Singles from Capsule Monster
- "Fuyu no Parade" Released: December 22, 1999; "Beautiful day" Released: February 23, 2000;

= Capsule Monster =

Capsule Monster is the fifth and last original studio album by Japanese band Field of View. It was released on March 29, 2000, through Nippon Columbia.

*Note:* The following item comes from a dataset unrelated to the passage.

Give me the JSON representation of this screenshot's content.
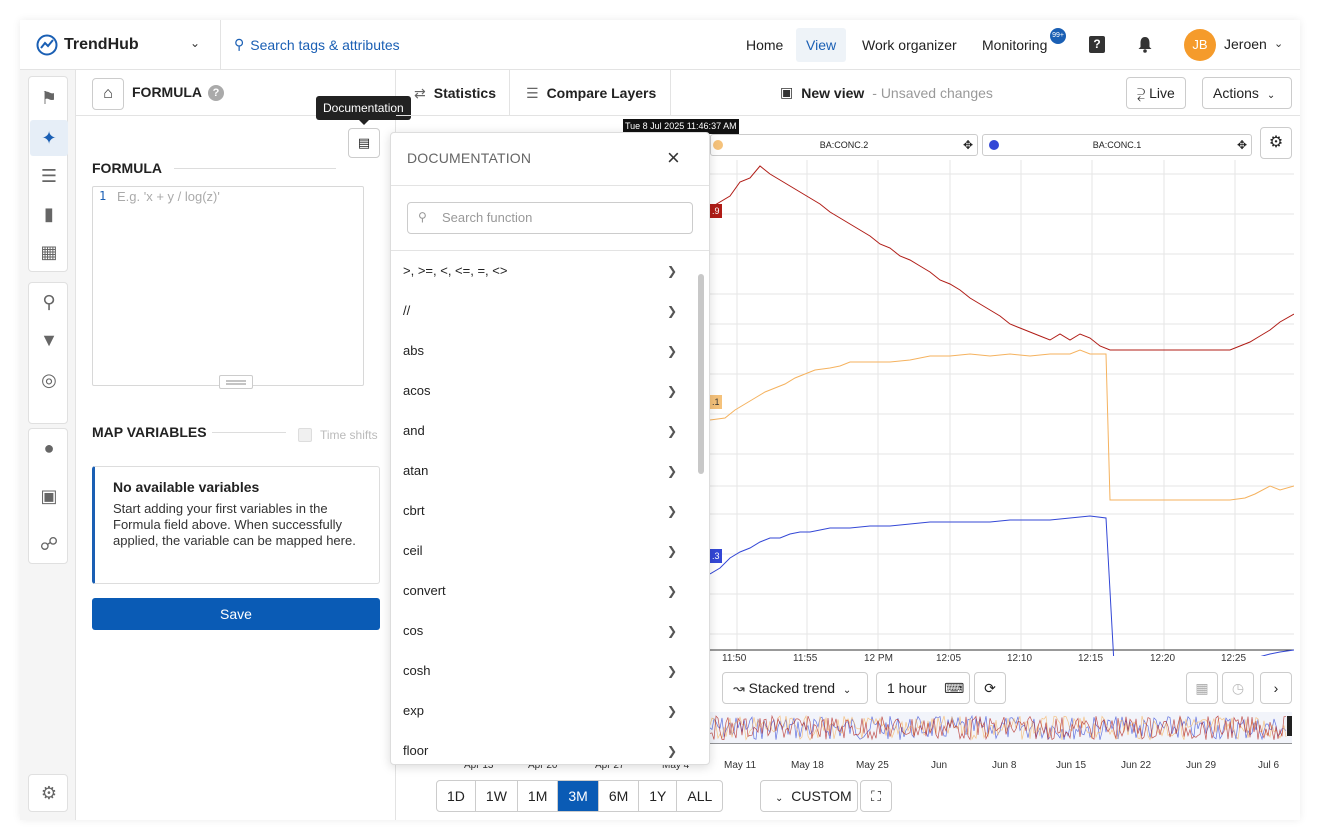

The album consist of two previously released singles: Fuyu no Ballad and Beautiful Day. The album reached #43 on the Oricon charts for first week with 8,730 sold copies. It charted for 2 weeks and sold more than 12,000 copies. Before disband, they release two compilation albums.

== Track listing ==

| No. | Title | Lyrics | Music | Arranger(s) | Length |
|---|---|---|---|---|---|
| 1. | "Specially" | U-ya Asaoka | Yoshio Tatano | Field of View | 4:37 |
| 2. | "Kiseki no Hana" (奇跡の花) | U-ya Asaoka | Takeshi Oda, U-ya Asaoka | Daisuke Ikeda, Field of View | 4:17 |
| 3. | "Ai no Kakera" (愛のカケラ) | U-ya Asaoka | Takeshi Oda | Field of View | 4:49 |
| 4. | "Tomorrow" | U-ya Asaoka | Kenji Niitsu | Izumi Takanori | 4:26 |
| 5. | "Fuyu no Parade" (冬のバラード) | Kanako Oda | Yoshio Tatano | Daisuke Ikeda | 4:26 |
| 6. | "Bokura wa Mou Ichido Yari Naoseru kara" (僕らはもう一度やり直せるから) | U-ya Asaoka | U-ya Asaoka | D-Style | 4:50 |
| 7. | "I want..." | U-ya Asaoka | Takuto Kohashi | Akihito Tokunaga and FIELD OF VIEW | 5:09 |
| 8. | "Sayonara to Aozora" (サ・ヨ・ナ・ラとア・オ・ゾ・ラ) | U-ya Asaoka | U-ya Asaoka | Daisuke Ikeda and FIELD OF VIEW | 3:55 |
| 9. | "Kodou" (鼓動) | U-ya Asaoka | Takuto Kohashi | Daisuke Ikeda and FIELD OF VIEW | 4:49 |
| 10. | "Natsu no Ame" (夏の雨) | U-ya Asaoka | Takeshi Oda | FIELD OF VIEW | 4:01 |
| 11. | "Beautiful day" | U-ya Asaoka | Hiroshi Terao | Daisuke Ikeda and FIELD OF VIEW | 4:01 |

==In media==
- Fuyu no Ballad was used as the ending theme for the Tokyo Broadcasting System Television program Kokoro no Tobira.
- Beautiful Day was used as the opening theme for the Yomiuri program Shuffle.
  - In addition, it was also used as the ending theme for the FM Osaka program Sound Walk.